The Legal Ramification of Covering Songs
by ALIS volunteer: Marina Bruggerman
From the small town band, to tribute bands, to the most popular pop ensemble of the day, almost every musical group has played a song or two that was written by another artist. Covering songs has become a staple of our music industry. Some bands may play a song every now and then as a tribute to their favorite musicians while others create an entire set list featuring the works of others. It is such a common practise that many may not turn their minds to the legal ramifications of performing an artistic work to which they do not hold copyright.
When a song is created, a musician or song writer immediately has copyright in her work. The copyright need not be registered for that musician to be entitled to those rights. The copyright extends to the lyrics of a song as well as to the music which accompanies those lyrics. Copyright owners, whether this a particular musician or a publisher or recording company, has the right to control the distribution and copying of their work. As a result, it is usually illegal to reproduce or copy a song in any way without permission from the copyright holder.
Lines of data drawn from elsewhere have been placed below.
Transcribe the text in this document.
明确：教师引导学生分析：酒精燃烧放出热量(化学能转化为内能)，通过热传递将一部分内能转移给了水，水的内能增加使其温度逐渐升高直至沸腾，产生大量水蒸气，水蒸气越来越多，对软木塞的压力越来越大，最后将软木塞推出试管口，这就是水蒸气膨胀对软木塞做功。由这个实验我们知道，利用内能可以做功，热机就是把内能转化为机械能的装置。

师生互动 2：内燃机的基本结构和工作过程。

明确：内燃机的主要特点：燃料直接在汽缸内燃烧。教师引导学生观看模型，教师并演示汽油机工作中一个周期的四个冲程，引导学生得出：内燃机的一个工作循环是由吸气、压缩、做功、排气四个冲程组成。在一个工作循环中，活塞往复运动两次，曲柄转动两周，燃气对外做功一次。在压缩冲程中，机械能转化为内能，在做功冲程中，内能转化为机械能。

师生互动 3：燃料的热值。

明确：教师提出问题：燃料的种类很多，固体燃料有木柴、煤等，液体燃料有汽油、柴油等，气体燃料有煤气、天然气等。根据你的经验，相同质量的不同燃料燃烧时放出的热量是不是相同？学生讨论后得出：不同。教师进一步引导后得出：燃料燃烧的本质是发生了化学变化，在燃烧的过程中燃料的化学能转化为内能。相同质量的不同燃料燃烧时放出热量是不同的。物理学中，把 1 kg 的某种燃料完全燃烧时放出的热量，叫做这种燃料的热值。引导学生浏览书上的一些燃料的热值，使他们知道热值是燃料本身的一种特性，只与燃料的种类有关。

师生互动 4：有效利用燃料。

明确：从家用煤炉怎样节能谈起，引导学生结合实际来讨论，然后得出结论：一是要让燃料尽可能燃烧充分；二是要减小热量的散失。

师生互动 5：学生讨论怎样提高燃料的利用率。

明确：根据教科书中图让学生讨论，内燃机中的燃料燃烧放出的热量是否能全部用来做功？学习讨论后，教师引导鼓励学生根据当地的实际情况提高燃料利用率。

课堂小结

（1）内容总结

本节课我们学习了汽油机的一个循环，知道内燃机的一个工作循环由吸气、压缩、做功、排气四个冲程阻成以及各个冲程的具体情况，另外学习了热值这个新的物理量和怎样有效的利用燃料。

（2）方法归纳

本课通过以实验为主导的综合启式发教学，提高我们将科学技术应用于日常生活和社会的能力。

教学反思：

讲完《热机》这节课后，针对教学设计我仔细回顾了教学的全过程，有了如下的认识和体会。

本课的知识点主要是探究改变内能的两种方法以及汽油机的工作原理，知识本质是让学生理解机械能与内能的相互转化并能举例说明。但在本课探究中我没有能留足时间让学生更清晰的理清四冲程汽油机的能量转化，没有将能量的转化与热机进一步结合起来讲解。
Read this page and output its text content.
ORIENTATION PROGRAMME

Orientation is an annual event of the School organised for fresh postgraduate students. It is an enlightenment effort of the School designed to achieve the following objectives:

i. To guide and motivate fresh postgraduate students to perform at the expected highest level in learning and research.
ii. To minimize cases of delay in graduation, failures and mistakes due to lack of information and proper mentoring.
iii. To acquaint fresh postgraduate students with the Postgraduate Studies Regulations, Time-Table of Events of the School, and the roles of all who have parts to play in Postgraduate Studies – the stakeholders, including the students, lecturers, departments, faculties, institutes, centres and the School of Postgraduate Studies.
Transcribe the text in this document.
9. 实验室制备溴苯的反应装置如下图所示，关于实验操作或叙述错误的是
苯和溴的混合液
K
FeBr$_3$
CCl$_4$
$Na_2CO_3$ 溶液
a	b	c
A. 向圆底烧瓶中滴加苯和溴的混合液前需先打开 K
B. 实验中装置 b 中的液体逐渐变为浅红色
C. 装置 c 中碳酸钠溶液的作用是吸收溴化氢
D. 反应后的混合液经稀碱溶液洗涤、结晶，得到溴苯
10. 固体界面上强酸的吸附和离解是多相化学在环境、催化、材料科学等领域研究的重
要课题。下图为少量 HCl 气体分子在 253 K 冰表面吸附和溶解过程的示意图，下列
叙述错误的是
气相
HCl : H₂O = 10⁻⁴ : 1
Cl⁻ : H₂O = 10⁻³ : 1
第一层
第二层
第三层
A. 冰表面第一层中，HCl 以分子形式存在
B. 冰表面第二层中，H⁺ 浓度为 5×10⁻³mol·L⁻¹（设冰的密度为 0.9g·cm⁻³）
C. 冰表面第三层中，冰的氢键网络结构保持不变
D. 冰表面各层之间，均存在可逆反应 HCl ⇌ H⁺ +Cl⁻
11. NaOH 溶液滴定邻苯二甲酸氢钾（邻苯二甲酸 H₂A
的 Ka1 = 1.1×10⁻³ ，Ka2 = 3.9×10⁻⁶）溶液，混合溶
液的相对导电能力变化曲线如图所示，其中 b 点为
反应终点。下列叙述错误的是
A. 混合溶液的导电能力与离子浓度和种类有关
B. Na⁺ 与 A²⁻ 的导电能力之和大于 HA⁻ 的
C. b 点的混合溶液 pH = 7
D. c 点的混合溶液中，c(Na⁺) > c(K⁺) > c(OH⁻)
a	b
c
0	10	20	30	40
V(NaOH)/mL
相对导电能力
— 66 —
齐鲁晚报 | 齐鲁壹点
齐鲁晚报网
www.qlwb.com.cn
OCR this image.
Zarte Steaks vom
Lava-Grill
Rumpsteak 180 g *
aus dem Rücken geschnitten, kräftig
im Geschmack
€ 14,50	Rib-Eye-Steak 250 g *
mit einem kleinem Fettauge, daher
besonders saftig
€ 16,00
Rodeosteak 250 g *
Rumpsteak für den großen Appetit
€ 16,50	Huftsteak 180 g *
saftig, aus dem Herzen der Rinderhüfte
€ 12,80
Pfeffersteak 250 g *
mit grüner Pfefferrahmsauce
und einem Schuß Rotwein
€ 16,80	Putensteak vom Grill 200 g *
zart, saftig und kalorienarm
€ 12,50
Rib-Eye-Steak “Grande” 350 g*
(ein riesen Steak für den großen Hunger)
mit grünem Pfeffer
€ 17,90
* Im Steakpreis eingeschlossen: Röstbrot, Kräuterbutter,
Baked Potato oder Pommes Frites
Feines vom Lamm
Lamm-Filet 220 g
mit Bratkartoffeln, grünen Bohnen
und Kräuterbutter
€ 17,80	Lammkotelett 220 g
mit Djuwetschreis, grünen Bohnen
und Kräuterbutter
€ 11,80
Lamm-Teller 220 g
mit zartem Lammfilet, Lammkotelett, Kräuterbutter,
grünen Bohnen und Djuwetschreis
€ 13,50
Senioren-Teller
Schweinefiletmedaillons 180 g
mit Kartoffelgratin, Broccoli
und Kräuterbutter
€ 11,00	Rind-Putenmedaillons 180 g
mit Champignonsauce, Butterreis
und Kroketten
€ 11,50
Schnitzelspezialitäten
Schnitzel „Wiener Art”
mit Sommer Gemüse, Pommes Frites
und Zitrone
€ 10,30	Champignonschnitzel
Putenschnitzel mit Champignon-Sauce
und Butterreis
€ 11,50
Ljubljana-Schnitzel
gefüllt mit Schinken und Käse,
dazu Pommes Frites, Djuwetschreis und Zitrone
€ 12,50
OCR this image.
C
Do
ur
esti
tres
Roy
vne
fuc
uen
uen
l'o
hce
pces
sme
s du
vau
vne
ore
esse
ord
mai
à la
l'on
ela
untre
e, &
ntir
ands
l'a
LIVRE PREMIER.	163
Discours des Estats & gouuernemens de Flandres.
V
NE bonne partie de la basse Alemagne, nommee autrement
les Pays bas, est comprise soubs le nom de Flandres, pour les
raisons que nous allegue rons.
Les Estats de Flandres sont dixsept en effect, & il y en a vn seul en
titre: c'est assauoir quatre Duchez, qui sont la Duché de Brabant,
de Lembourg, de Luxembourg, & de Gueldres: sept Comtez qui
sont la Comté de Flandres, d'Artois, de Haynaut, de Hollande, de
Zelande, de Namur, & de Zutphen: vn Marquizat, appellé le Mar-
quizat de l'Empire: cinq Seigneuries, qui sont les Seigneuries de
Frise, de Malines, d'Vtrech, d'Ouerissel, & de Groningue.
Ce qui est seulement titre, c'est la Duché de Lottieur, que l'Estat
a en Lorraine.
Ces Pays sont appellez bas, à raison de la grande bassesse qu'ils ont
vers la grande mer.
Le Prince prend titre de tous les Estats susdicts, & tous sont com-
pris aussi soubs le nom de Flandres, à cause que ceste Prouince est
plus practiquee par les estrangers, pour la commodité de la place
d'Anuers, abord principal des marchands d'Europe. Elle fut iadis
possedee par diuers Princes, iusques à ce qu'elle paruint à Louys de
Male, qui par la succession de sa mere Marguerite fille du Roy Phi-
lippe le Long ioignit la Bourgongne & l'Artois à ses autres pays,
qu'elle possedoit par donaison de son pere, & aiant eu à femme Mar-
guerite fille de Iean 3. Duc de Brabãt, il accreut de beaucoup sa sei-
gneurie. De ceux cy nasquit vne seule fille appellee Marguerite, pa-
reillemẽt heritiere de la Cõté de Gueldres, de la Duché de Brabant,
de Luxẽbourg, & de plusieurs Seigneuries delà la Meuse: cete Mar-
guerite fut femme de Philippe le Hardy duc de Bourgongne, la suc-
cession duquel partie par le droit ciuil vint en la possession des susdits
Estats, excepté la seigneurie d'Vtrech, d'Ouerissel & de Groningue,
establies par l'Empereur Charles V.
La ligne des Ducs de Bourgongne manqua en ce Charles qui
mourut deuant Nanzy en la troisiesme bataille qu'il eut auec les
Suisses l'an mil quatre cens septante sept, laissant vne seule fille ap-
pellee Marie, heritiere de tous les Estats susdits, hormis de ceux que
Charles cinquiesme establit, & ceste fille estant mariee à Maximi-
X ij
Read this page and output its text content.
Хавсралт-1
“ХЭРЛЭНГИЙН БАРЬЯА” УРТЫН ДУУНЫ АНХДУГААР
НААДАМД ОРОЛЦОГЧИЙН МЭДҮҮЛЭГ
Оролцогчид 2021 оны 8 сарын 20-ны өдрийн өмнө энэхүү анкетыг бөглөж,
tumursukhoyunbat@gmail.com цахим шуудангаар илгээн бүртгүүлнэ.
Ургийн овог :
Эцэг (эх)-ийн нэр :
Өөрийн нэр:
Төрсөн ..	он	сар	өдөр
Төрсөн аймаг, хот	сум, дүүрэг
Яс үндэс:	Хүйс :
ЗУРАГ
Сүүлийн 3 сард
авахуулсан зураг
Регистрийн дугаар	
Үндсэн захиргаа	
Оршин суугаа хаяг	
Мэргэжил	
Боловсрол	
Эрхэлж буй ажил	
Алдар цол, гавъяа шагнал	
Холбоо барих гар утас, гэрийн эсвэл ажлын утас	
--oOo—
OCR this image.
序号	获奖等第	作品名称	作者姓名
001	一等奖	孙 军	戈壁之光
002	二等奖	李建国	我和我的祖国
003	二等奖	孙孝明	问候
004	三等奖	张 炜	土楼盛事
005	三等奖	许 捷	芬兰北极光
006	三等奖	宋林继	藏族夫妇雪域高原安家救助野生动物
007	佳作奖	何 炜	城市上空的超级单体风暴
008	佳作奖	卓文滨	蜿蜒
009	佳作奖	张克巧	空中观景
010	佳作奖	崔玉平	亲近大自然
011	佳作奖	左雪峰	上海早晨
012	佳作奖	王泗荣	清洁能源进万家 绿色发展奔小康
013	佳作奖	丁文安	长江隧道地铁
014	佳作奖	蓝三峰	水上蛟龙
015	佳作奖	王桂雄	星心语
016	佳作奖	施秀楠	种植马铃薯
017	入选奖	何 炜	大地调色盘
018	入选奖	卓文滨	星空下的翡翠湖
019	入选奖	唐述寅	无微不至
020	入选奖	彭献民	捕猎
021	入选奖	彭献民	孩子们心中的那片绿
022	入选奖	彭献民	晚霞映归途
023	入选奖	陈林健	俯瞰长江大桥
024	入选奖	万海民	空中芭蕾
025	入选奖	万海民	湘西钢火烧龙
In Canada, there are of course exceptions. As set out in the Copyright Act, if a song is reproduced for research, private study, education, parody, satire, criticism or review, the reproduction may be considered fair dealing and be exempt from a copyright infringement. Covering a song in a live performance however would hardly fit into any of these categories.
Publically performing the work of another songwriter or recording a covered song for the purposes of sale obligates that musician to pay royalties to the copyright holder. An artist may request that royalties be paid by the venue where the musician is performing, the musician’s agent, or the musician herself. Artists are also able to register their work with a collective. This allows their collective to request payment on their behalf. Society of Composers, Authors and Music Publishers of Canada (or SOCAN), Canadian Musical Reproduction Rights Agency, and Connect Music Licensing are three such collectives in Canada.
Covering songs can be a fun and engaging part of a performance. But it is important to remember that the hard work that was put into creating those songs should be recognized and repaid in due.